Okręg 18 w Skórzewie to z kolei matecznik Piotra Dziembowskiego. Niestety, nie miał on w swoim okręgu żadnego godnego uwagi kontrkandydata. Wybór Piotra Dziembowskiego również uważam za nie najlepiej rokujący dla działań Rady Gminy. To również Radny, który za pomocą pełnionej funkcji próbuje realizować swoje hobby, w tym wypadku z dziedziny historii lokalnej. W czasie minionej kadencji nie udało mu się uzyskać dofinansowania (ze środków publicznych) dla swojej książki, napisanej w ramach przewodu doktorskiego. Przypuszczam, że będzie dążył do tego w obecnej kadencji oraz wkrótce dowiemy się - na ile mandat radnego przyczyni się, do załatwienia prywatnych spraw?
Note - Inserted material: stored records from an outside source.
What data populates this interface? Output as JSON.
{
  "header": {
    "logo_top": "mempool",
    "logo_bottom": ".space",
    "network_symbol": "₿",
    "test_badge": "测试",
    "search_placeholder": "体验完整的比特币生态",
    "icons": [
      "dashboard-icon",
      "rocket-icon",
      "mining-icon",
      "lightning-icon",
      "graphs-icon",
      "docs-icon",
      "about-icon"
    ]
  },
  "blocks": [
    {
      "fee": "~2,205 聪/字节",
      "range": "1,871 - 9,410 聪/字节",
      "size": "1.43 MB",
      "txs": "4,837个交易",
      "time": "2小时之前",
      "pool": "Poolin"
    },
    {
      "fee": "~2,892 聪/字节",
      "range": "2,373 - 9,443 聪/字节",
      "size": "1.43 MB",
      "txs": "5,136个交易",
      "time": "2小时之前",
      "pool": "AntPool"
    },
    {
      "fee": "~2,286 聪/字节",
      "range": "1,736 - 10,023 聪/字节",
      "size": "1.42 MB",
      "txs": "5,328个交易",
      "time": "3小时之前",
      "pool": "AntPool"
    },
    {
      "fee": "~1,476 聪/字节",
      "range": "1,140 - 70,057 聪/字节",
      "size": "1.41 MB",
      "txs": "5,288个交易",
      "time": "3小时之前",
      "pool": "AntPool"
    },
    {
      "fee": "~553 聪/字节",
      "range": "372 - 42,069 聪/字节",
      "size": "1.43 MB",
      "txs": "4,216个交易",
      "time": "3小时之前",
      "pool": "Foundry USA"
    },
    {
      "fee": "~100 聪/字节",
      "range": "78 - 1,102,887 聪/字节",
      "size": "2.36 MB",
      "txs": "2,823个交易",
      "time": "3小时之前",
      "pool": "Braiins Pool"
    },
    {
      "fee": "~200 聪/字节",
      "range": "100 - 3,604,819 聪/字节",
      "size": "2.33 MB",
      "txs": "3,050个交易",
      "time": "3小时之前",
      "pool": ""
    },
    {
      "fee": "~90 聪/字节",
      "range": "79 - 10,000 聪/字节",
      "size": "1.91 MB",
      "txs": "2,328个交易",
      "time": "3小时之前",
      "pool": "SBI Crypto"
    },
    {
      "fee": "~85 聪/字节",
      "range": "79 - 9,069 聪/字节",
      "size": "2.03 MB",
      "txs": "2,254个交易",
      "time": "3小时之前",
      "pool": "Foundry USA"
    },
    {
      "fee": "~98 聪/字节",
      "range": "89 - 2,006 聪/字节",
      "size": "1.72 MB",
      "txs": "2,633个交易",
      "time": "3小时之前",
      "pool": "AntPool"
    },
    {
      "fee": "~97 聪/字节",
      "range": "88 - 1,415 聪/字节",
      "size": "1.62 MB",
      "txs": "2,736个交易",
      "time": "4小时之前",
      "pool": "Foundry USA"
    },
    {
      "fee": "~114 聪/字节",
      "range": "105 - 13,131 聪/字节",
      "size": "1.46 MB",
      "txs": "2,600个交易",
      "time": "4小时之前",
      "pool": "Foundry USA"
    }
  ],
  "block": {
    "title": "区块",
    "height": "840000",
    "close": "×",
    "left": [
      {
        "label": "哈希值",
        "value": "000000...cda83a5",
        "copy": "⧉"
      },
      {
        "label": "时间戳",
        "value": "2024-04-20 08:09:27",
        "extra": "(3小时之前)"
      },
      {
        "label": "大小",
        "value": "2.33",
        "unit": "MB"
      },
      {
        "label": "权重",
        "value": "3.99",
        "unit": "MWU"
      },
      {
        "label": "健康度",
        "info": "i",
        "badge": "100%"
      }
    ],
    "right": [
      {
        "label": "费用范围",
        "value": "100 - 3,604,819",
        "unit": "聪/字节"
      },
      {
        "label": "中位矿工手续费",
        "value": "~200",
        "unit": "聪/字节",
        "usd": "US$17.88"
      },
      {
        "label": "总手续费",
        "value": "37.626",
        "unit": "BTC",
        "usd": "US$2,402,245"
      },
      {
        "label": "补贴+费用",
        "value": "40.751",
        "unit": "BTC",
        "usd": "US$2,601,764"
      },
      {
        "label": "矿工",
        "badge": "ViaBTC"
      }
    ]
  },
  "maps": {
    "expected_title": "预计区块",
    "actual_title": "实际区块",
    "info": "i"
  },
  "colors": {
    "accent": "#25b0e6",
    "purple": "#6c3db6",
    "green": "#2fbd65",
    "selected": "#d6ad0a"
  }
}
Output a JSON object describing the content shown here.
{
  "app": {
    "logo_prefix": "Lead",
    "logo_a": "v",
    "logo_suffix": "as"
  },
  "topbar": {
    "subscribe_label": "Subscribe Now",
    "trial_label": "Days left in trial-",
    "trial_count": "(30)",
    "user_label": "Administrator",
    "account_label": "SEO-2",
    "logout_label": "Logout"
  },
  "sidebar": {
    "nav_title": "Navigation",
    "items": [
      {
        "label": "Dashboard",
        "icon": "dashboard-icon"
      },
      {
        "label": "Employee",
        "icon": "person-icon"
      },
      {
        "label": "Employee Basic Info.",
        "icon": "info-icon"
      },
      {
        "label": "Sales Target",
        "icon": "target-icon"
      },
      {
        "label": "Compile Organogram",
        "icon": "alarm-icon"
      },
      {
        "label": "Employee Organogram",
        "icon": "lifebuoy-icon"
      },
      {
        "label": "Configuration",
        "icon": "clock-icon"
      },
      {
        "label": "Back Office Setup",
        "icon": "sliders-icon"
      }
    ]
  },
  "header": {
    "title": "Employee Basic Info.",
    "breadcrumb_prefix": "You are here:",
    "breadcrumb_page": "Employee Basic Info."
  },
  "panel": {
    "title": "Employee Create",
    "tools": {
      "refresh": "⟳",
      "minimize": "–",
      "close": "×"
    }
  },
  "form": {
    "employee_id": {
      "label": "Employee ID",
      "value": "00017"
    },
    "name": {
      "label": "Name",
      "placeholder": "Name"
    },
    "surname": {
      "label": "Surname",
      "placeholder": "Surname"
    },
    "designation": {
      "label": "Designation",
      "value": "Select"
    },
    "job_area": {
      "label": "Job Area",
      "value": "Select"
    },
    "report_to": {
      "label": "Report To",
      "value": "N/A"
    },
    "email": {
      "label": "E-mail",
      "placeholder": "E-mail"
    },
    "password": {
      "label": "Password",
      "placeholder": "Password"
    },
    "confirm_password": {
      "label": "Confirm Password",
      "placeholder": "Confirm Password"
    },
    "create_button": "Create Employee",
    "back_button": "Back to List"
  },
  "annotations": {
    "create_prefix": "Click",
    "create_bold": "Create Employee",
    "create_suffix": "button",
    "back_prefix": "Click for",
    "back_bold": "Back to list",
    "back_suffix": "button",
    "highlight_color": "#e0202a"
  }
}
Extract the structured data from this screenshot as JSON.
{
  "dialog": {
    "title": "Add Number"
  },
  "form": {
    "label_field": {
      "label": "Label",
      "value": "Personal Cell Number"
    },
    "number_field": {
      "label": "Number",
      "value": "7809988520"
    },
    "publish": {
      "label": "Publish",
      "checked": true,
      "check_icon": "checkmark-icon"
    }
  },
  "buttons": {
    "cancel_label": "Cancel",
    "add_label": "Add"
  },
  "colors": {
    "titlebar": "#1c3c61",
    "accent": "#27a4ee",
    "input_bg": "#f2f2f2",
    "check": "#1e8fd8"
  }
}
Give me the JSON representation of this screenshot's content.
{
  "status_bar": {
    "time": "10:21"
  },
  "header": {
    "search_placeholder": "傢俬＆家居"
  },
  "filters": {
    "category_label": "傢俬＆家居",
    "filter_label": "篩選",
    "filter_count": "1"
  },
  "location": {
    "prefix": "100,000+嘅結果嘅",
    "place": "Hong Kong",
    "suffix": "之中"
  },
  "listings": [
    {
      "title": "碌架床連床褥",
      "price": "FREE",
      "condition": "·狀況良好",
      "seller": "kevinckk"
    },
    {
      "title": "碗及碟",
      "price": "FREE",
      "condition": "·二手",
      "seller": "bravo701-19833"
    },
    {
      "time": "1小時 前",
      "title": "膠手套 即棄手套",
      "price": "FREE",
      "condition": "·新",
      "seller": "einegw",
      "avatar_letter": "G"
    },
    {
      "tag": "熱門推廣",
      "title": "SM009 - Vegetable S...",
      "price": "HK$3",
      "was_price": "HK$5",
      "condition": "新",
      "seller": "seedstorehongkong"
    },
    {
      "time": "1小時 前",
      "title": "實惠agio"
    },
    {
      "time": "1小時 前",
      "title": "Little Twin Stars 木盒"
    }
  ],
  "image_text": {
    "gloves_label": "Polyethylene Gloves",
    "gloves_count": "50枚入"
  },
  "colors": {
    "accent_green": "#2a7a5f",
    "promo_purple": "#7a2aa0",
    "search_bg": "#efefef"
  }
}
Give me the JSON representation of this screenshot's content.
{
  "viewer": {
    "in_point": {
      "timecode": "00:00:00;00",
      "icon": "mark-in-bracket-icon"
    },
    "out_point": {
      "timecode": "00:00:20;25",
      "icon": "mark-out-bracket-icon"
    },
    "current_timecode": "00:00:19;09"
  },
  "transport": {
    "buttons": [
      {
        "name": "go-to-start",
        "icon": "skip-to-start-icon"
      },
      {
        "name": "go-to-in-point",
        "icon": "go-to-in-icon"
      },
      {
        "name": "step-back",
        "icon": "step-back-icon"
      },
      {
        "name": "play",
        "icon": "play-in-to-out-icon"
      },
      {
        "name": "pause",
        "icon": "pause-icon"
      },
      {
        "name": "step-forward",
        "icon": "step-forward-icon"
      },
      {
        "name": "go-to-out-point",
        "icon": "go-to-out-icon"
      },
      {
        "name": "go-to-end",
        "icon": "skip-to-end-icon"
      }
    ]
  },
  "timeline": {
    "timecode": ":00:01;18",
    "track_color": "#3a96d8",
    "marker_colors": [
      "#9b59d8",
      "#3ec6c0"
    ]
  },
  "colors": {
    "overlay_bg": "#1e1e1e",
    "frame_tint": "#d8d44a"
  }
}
Jest również zwolennikiem narzucania patronów historycznych przy nadawaniu nazw ulic – w przypadku nazewnictwa zaproponowanego przez mieszkańców, zazwyczaj wstrzymuje się od głosu. W ostatnim czasie odniosłam się do wypowiedzi Piotra Dziembowskiego na forum Moje Dopiewo w artykule z 26 listopada br. – link.

Mariola Walich nie miała w okręgu 19 konkurencji. Nie ma się co dziwić, prowadząc pocztę zna większość mieszkańców. Z dostępnych informacji wynika, że swoim podejściem do klientów - zaskarbiła sobie wdzięczność i sympatię wyborców.

Więckowice

W tej miejscowości żadnej niespodzianki nie było – procentowo najlepszy wynik w Gminie. W zasadzie od początku liczyła się tylko Anna Kwaśnik, będąca równocześnie sołtysem. Swoim zaangażowaniem w Radzie Sołeckiej udowodniła, że sprawy lokalne są dla niej najważniejsze. Jako sołtys musiała nieformalnie pełnić funkcję radnej, niestety bez prawa głosu. W kadencji 2010-2014 Więckowice podlegały radnym z Dopiewa, uważam że traktowali tą miejscowość jako zło konieczne. W mojej ocenie Anna Kwaśnik jest jedną z najwartościowszych osób w nowej Radzie. Pytanie tylko, czy będzie w stanie coś dla mieszkańców uzyskać? Najtrudniejszą sprawą jest rozpoczęcie budowy kanalizacji sanitarnej. Ze względu na znaczne oddalenie od istniejących sieci oraz oczyszczalni ścieków - jest to zadanie bardzo trudne i kosztowne. W znacznie lepszej sytuacji są Gołuski czy Trzcielin. Może zamiast forsować budowę rurociągu do oczyszczalni ścieków w Dopiewie, należałoby rozważyć inne możliwości - np. współpracę z Tarnowem Podgórnym?

Zakrzewo

Jak wskazują wyniki, Wojciech Dorna również nie miał konkurencji. To co zapewniło mu sukces – to z pewnością duża skuteczność w realizacji kolejnych inwestycji na terenie Zakrzewa. Co ciekawe, skuteczność tą objawił dopiero w czasie Kadencji Zofii Dobrowolskiej. W okresie rządów Andrzeja Strażyńskiego w Zakrzewie zbudowano w zasadzie główny ciąg kanalizacji sanitarnej na ul. Długiej oraz zamontowano lampy na 5 krótkich ulicach (w ciągu 17 lat). Pierwsza utwardzona droga gminna (fragment ul. Niezłomnych) powstała dopiero w 2013 r. Za to oczkiem w głowie Wojciecha Dorny była zawsze OSP w Zakrzewie.
Tak więc, na plus można zaliczyć skuteczność, chociaż widoczną dopiero w ostatnich 4 latach, na minus - chwiejność i kunktatorstwo Radnego. W momentach, kiedy trzeba było wykazać się odwagą cywilną, wolał stosować uniki, np. w czasie głosowań na sesjach absolutoryjnych dla wójta.
Wojciech Dorna kilkakrotnie pokazał, że interes prywatny jest dla niego ważniejszy niż publiczny. Pisałam o tym w postach z 24 grudnia 2011 r. pt. Moralność radnych czyli przyganiał kocioł garnkowi” czy z 28 kwietnia 2012 „Wojciech Dorna – radny bezradny z Zakrzewa”.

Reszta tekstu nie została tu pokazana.